What can be causing the car to run worse when the o2 sensors are disconnected?
The computer goes into limp mode when it detects a missing or malfunctioning major sensor like the O2 sensors. Limp mode means reduced power and fuel economy.
 
The computer goes into limp mode when it detects a missing or malfunctioning major sensor like the O2 sensors. Limp mode means reduced power and fuel economy.

I've had them disconnected in the past but not with this setup. I know lots of people disconnect them as well. Maybe the computer has an issue???
 
Chasing rabbits and throwing parts at a problem will only leave you poorer and frustrated.

Computers seldom fail, usually it is a sensor or wiring problem. I can point you to resources written by OEM Ford engineers and top Ford Tuners that tell you exactly what's in the computer and how it works. However, that is not necessary at this time.

Go back to my first post, start at the top and work your way down to the bottom. Then dump the codes and do a cylinder balance test. Your success at fixing this depends a great deal on your wiliness to Test, Observe and then Diagnose. Once you have a good diagnosis, then repair or replace what you diagnosed as the problem.
 
Chasing rabbits and throwing parts at a problem will only leave you poorer and frustrated.

Computers seldom fail, usually it is a sensor or wiring problem. I can point you to resources written by OEM Ford engineers and top Ford Tuners that tell you exactly what's in the computer and how it works. However, that is not necessary at this time.

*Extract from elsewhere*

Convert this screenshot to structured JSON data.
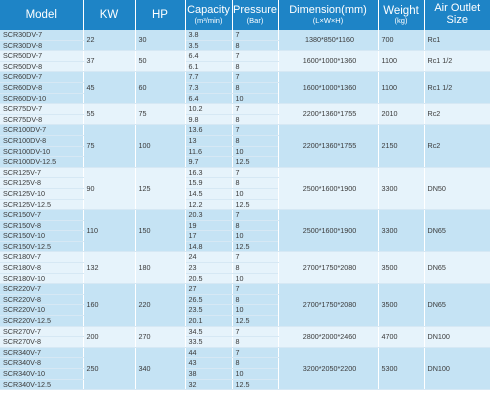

Go back to my first post, start at the top and work your way down to the bottom. Then dump the codes and do a cylinder balance test. Your success at fixing this depends a great deal on your wiliness to Test, Observe and then Diagnose. Once you have a good diagnosis, then repair or replace what you diagnosed as the problem.


I only got around to cleaning the IAC and I sprayed the O2 harness contacts with cleaner and put dielectric grease on them. No change there.

I did remove the EGR simulator and that seems to have helped a bit but it still pops under acceleration sometimes. Just not as severe.